Generation Z’s commitment to environmental causes and championing of best sustainable practice is widely reported. Their behavior is provoked by bearing witness to more of the devastating long-term effects of climate change, such as rising sea levels and extreme weather events and awareness of what this means for the future, Generation Z has genuinely powerful motivators for taking action and advocating for sustainable responsibility to be high on government and business agendas around the world.
Despite this enthusiastic environmental consciousness, Gen Z is not necessarily completely joined up in their approach and for example, finds themselves at the forefront of an unsustainable habit: online account hoarding. According to a recent survey conducted by Veritas Technologies, almost two thirds of Gen Z consumers acknowledge owning multiple dormant online accounts that they no longer use. This spiraling data hoarding habit is resulting in unnecessary data storage in polluting data canters that run on fossil-fuels 24/7. Data canters are responsible for emitting approximately 2% of the world's total carbon emissions, the same level of emissions from the airline industry which has come under great scrutiny from environmental activists.
These dormant online accounts encompass various services we use to run our daily lives, including banking, shopping, entertainment, insurance, phones, broadband, and utilities. This alarming hoarding habit revelation highlights the contrasting behavior exhibited by Gen Z, as their dedication to environmental causes and ‘eco-anxiety’ seemingly clashes with their own account hoarding practices, posing a challenge to align their personal habits with their environmental values.
Ian Wood is the Senior Director and Head of Technology at Veritas.
The consequences of data hoarding
As data demands continue to soar, so does the energy consumption of data canters, intensifying their carbon footprint.
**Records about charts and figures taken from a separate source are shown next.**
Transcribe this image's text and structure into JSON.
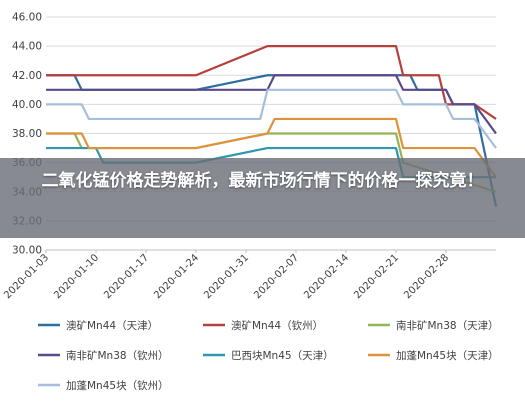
{
  "overlay": {
    "title": "二氧化锰价格走势解析，最新市场行情下的价格一探究竟！"
  },
  "chart_data": {
    "type": "line",
    "title": "",
    "xlabel": "",
    "ylabel": "",
    "ylim": [
      30,
      46
    ],
    "yticks": [
      "30.00",
      "32.00",
      "34.00",
      "36.00",
      "38.00",
      "40.00",
      "42.00",
      "44.00",
      "46.00"
    ],
    "x_range": [
      "2020-01-03",
      "2020-03-06"
    ],
    "xticks": [
      "2020-01-03",
      "2020-01-10",
      "2020-01-17",
      "2020-01-24",
      "2020-01-31",
      "2020-02-07",
      "2020-02-14",
      "2020-02-21",
      "2020-02-28"
    ],
    "grid": true,
    "legend_position": "bottom",
    "series": [
      {
        "name": "澳矿Mn44（天津）",
        "color": "#2e6e9e",
        "points": [
          [
            "2020-01-03",
            42
          ],
          [
            "2020-01-07",
            42
          ],
          [
            "2020-01-08",
            41
          ],
          [
            "2020-01-24",
            41
          ],
          [
            "2020-02-03",
            42
          ],
          [
            "2020-02-23",
            42
          ],
          [
            "2020-02-24",
            41
          ],
          [
            "2020-02-28",
            41
          ],
          [
            "2020-02-29",
            40
          ],
          [
            "2020-03-03",
            40
          ],
          [
            "2020-03-06",
            33
          ]
        ]
      },
      {
        "name": "澳矿Mn44（钦州）",
        "color": "#b5403c",
        "points": [
          [
            "2020-01-03",
            42
          ],
          [
            "2020-01-24",
            42
          ],
          [
            "2020-02-03",
            44
          ],
          [
            "2020-02-21",
            44
          ],
          [
            "2020-02-22",
            42
          ],
          [
            "2020-02-27",
            42
          ],
          [
            "2020-02-28",
            40
          ],
          [
            "2020-03-03",
            40
          ],
          [
            "2020-03-06",
            39
          ]
        ]
      },
      {
        "name": "南非矿Mn38（天津）",
        "color": "#93b556",
        "points": [
          [
            "2020-01-03",
            38
          ],
          [
            "2020-01-07",
            38
          ],
          [
            "2020-01-08",
            37
          ],
          [
            "2020-01-24",
            37
          ],
          [
            "2020-02-03",
            38
          ],
          [
            "2020-02-04",
            38
          ],
          [
            "2020-02-21",
            38
          ],
          [
            "2020-02-22",
            36
          ],
          [
            "2020-03-06",
            34
          ]
        ]
      },
      {
        "name": "南非矿Mn38（钦州）",
        "color": "#5a4a8c",
        "points": [
          [
            "2020-01-03",
            41
          ],
          [
            "2020-02-03",
            41
          ],
          [
            "2020-02-04",
            42
          ],
          [
            "2020-02-21",
            42
          ],
          [
            "2020-02-22",
            41
          ],
          [
            "2020-02-28",
            41
          ],
          [
            "2020-02-29",
            40
          ],
          [
            "2020-03-03",
            40
          ],
          [
            "2020-03-06",
            38
          ]
        ]
      },
      {
        "name": "巴西块Mn45（天津）",
        "color": "#2f97ae",
        "points": [
          [
            "2020-01-03",
            37
          ],
          [
            "2020-01-10",
            37
          ],
          [
            "2020-01-11",
            36
          ],
          [
            "2020-01-24",
            36
          ],
          [
            "2020-02-03",
            37
          ],
          [
            "2020-02-21",
            37
          ],
          [
            "2020-02-22",
            35
          ],
          [
            "2020-03-06",
            35
          ]
        ]
      },
      {
        "name": "加蓬Mn45块（天津）",
        "color": "#e0923a",
        "points": [
          [
            "2020-01-03",
            38
          ],
          [
            "2020-01-08",
            38
          ],
          [
            "2020-01-09",
            37
          ],
          [
            "2020-01-24",
            37
          ],
          [
            "2020-02-03",
            38
          ],
          [
            "2020-02-04",
            39
          ],
          [
            "2020-02-21",
            39
          ],
          [
            "2020-02-22",
            37
          ],
          [
            "2020-03-03",
            37
          ],
          [
            "2020-03-06",
            35
          ]
        ]
      },
      {
        "name": "加蓬Mn45块（钦州）",
        "color": "#a7bedd",
        "points": [
          [
            "2020-01-03",
            40
          ],
          [
            "2020-01-08",
            40
          ],
          [
            "2020-01-09",
            39
          ],
          [
            "2020-02-02",
            39
          ],
          [
            "2020-02-03",
            41
          ],
          [
            "2020-02-21",
            41
          ],
          [
            "2020-02-22",
            40
          ],
          [
            "2020-02-28",
            40
          ],
          [
            "2020-02-29",
            39
          ],
          [
            "2020-03-03",
            39
          ],
          [
            "2020-03-06",
            37
          ]
        ]
      }
    ]
  }
}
The issue is so critical that tech giant Google has recently sought to address the issue of dormant online accounts. Recognizing the environmental impact of inactive accounts, Google announced its initiative to automatically delete inactive accounts after a specified period. This move by one of the industry leaders underscores the growing concern over the environmental consequences of data hoarding and the need for proactive measures to reduce unnecessary data storage. By taking steps to address the issue at a systemic level, Google sets an example for other companies and reinforces the importance of responsible data management for both the planet and cybersecurity reasons.
Hoarding data and maintaining dormant online accounts can pose significant security risks that cannot be ignored. Storing excessive amounts of data increases the potential attack surface for cybercriminals, making it easier for them to exploit vulnerabilities and gain unauthorized access to sensitive information. Dormant online accounts, especially those associated with financial or personal data, can become attractive targets for identity theft and fraud. These accounts may contain forgotten or weak passwords, outdated security measures, or outdated software, making them more susceptible to hacking attempts.
Maintaining dormant accounts without regular monitoring leaves them vulnerable to unauthorized access, as individuals may not notice suspicious activities or changes in their account status. Overall, hoarding data and neglecting to deactivate or secure dormant online accounts significantly heighten the risk of privacy breaches, data leaks, and financial losses. It is crucial for both individuals and organizations to practice responsible data management, including deleting unnecessary accounts and regularly reviewing security measures to protect personal information from potential threats.
Despite attempts to harness the heat emissions generated by data canters to heat public swimming pools or student accommodation. With Generation Z inadvertently leading in carbon emissions from unnecessary data storage, there is a pressing need for individuals to take responsibility for their digital footprint. With carbon emissions from data projected to reach at least 10% by 2050, urgent action is required to ensure sustainable data management practices. Simple actions can be taken, here are three of my top tips on how to identify and delete unnecessary data:
1. Conduct a thorough account audit
Start by making a comprehensive list of all the online accounts you currently possess. This should include social media platforms, online shopping websites, email services, and any other websites or apps that require user accounts. Take note of the ones you haven't used in a while or don't remember signing up for.
2. Check email inboxes for account registrations
Search your email inbox for keywords such as "account," "registration," or "welcome" to identify emails from online platforms where you may have created accounts. Review these emails to determine which accounts are still active and which ones can be considered dormant.
3. Utilize account deletion or deactivation options
Once you have identified dormant accounts, visit the respective websites or platforms and explore their account settings. Look for options to delete or deactivate accounts. Some platforms may have specific account deletion procedures, such as providing a confirmation email or completing a form. Follow the necessary steps to delete or deactivate the dormant accounts, ensuring you comply with each platform's guidelines and requirements.
Only by adopting greener technologies, optimizing energy efficiency, and embracing renewable energy sources can we effectively combat the polluting carbon emissions produced by data centers and pave the way for a more sustainable digital future. It is crucial for Generation Z, and indeed us all, to prioritize responsible data housekeeping and take steps towards reducing our digital footprint to create a positive impact on the environment and the future.